Quando os torrefadores compram um café, muitas vezes é uma mistura de alguns dias ou semanas de produção. Os cafés quenianos são normalmente rotulados com o número da semana, enquanto a maioria dos outros são da sorte. Um produtor pode ter executado todas as etapas anteriores perfeitamente, mas semana após semana o clima ou outras variáveis podem mudar; causando estragos na consistência.

Aida mantém todos os dias separados e os coloca em xícaras regularmente. Mesmo que um café atenda a todos os requisitos de processamento, ele ainda pode ser mal servido. As ventosas frequentes permitem que ela coloque em quarentena os lotes que não estão funcionando e misture os lotes que estão. Essa mistura acontece no último momento antes do envio para garantir que não haja surpresas desagradáveis.

 

Como isso é relevante para um barista?

Procure cafés que sejam uma mistura de variedades ou de grande altitude. Não vou dizer que sejam maus – já tomei muitos cafés, pelo contrário – mas o facto de existirem múltiplas variedades ou spreads de grande altitude levanta uma bandeira. Isso me diz que pode haver irregularidades perceptíveis. Isso pode se manifestar em dificuldade de torra, menor pontuação na xícara ou baixa uniformidade. Também pode, infelizmente, resultar numa maior complexidade percebida. Acho importante explicar o que quero dizer com isso, pois é bastante comum.

Acredito que a complexidade deve ser o resultado de um café com uma combinação maravilhosa de sabores e aromas. Eles devem ocorrer naturalmente e serem maiores que a soma de suas partes.

Infelizmente, a complexidade é frequentemente usada para descrever um café que apresenta uma variedade de sabores decorrentes de irregularidades. Esses sabores podem ocorrer porque o café é torrado de forma irregular, produzindo sabores herbáceos/verdes e brilhantes/ácidos simultaneamente. Pode ser porque o café contém duas variedades contrastantes, criando problemas de torra. Ou pode ser apenas porque um barista não bateu direito e deu uma tacada que mostra tanto a superextração quanto a subextração. Essas xícaras terão muitos sabores contrastantes e óbvios, o que leva muitos provadores a considerá-las complexas.

Esses sabores não são especiais; eles não são o resultado de cultivo, processamento, torrefação ou fermentação superiores.

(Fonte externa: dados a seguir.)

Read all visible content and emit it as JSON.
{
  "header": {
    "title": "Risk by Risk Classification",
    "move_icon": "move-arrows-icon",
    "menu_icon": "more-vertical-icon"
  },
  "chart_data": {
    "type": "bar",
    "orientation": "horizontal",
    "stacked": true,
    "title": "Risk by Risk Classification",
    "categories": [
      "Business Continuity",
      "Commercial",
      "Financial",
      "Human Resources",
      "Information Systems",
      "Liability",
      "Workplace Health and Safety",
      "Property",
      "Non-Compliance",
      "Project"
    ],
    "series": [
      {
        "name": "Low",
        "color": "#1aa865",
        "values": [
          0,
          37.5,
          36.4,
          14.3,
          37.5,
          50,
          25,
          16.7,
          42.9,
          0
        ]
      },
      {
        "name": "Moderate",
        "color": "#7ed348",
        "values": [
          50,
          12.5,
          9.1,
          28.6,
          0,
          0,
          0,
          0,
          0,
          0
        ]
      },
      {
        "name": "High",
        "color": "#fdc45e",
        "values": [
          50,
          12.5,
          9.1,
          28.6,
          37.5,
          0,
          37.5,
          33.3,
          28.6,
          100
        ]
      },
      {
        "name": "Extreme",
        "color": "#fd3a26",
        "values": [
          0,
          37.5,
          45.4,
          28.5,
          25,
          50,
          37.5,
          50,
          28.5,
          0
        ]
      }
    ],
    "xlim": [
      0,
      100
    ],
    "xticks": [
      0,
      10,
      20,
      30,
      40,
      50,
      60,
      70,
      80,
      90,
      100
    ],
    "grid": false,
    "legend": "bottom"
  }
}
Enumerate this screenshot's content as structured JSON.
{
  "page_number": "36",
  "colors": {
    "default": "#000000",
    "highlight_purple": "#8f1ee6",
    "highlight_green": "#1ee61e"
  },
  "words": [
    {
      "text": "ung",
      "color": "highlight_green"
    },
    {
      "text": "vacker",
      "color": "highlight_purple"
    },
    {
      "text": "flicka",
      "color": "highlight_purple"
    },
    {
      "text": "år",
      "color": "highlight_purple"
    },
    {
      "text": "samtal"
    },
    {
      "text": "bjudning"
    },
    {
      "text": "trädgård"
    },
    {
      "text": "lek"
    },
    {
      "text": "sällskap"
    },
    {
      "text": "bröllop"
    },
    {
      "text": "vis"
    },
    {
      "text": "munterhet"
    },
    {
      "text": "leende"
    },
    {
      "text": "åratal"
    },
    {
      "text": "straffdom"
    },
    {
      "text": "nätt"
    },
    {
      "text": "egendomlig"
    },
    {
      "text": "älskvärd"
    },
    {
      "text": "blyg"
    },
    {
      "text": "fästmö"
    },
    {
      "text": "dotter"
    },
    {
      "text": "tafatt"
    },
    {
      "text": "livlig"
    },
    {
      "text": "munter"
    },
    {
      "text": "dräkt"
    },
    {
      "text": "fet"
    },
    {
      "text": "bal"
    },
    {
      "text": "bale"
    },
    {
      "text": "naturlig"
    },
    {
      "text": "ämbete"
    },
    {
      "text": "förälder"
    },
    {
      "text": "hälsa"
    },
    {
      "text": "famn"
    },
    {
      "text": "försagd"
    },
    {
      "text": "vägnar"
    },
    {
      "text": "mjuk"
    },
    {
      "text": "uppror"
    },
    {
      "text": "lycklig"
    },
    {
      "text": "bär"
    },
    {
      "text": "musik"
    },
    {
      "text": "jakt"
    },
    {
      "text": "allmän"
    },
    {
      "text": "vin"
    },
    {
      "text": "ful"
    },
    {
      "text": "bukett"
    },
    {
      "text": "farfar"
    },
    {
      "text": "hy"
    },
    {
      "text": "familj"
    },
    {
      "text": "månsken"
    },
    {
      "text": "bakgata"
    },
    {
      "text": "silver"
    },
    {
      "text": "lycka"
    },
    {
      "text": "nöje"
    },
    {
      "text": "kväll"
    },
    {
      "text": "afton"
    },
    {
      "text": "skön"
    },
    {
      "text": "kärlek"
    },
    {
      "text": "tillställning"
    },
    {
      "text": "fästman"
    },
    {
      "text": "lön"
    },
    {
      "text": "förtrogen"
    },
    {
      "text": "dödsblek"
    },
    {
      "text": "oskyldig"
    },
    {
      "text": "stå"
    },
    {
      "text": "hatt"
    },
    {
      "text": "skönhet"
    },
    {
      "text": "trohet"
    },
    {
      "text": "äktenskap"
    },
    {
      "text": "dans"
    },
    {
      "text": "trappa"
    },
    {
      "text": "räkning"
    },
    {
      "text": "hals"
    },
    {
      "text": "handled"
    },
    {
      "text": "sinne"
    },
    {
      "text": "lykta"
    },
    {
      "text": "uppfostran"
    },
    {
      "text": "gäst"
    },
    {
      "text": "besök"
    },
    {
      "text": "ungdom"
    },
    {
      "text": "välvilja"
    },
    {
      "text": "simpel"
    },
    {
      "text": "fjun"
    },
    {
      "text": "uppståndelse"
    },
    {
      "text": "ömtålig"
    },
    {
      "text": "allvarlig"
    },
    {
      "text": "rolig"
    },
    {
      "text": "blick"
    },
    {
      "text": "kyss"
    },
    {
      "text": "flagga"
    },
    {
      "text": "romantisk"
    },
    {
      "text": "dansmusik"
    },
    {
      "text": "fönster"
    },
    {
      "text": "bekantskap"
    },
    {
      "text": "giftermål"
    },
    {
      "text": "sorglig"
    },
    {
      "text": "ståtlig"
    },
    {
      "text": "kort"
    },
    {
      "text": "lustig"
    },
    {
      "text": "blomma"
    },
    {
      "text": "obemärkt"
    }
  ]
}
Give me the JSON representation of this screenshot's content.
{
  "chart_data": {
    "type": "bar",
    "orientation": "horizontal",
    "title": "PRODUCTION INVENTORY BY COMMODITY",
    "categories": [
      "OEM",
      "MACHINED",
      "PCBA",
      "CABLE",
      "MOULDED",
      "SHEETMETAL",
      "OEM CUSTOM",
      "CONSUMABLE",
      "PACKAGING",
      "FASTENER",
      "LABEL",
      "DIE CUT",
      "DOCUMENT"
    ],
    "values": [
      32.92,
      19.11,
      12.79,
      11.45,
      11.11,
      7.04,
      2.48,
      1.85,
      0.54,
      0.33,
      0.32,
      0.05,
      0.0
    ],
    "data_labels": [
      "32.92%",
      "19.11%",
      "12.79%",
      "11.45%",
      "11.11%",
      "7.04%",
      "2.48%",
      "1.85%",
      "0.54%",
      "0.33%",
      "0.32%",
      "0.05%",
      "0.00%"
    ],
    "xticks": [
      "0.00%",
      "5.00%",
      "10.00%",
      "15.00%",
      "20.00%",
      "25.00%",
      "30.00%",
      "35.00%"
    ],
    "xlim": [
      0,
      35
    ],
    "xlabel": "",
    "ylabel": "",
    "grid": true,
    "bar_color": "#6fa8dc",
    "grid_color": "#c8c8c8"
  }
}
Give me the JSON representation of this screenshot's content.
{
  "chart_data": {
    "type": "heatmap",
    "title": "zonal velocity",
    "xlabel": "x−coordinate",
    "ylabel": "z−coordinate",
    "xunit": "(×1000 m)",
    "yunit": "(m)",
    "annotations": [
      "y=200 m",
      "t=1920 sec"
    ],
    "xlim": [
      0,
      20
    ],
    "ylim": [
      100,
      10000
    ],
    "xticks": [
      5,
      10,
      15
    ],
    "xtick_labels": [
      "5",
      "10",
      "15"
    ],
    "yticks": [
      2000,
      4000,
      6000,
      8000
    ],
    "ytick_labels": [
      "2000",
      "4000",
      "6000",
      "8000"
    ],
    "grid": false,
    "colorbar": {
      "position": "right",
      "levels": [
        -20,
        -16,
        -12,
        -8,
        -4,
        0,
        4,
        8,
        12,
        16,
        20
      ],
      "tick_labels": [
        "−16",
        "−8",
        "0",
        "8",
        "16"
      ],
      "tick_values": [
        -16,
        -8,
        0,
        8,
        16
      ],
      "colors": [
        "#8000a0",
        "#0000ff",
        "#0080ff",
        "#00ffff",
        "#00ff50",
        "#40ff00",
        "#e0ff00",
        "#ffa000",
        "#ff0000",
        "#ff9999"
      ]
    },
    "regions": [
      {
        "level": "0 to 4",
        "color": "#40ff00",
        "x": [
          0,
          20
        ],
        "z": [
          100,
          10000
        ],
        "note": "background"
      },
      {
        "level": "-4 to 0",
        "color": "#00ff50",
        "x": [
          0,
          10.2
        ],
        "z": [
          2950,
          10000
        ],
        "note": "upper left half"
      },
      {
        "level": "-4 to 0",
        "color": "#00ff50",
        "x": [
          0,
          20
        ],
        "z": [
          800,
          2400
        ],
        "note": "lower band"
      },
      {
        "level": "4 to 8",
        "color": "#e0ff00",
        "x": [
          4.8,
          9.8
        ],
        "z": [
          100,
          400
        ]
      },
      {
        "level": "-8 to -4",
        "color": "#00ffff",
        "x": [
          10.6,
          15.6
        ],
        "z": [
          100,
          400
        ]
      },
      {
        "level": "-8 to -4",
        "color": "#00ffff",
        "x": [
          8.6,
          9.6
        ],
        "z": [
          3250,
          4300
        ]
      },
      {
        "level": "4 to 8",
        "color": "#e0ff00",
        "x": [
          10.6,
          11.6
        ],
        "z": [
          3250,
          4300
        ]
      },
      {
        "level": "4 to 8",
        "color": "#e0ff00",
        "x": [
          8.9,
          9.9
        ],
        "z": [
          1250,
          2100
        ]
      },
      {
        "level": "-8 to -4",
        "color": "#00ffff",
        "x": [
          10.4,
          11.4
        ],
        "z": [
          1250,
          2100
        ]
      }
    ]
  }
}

Por causa disso, não acho que mereçam ser chamados de complexos.

Saiba que não tenho problemas com quem gosta desse estilo de sabor e deseja segui-lo. Não quero ditar o que é melhor, quero ajudá-lo a tomar decisões informadas que levem ao prazer. Compreender as escolhas feitas no cultivo e no processamento – e aceitar que todo café é algum tipo de mistura – ajudará você a encontrar cafés que satisfaçam suas preferências pessoais com muito mais facilidade.

Você pode encontrar Aida no Instagram e Twitter como @aidabatlle. Ela posta ótimas coisas de todas as suas fazendas e viagens (como as deste post!)

Você também pode comprar cafés para ela agora mesmo em Milha quadrada e Cidade do Toco!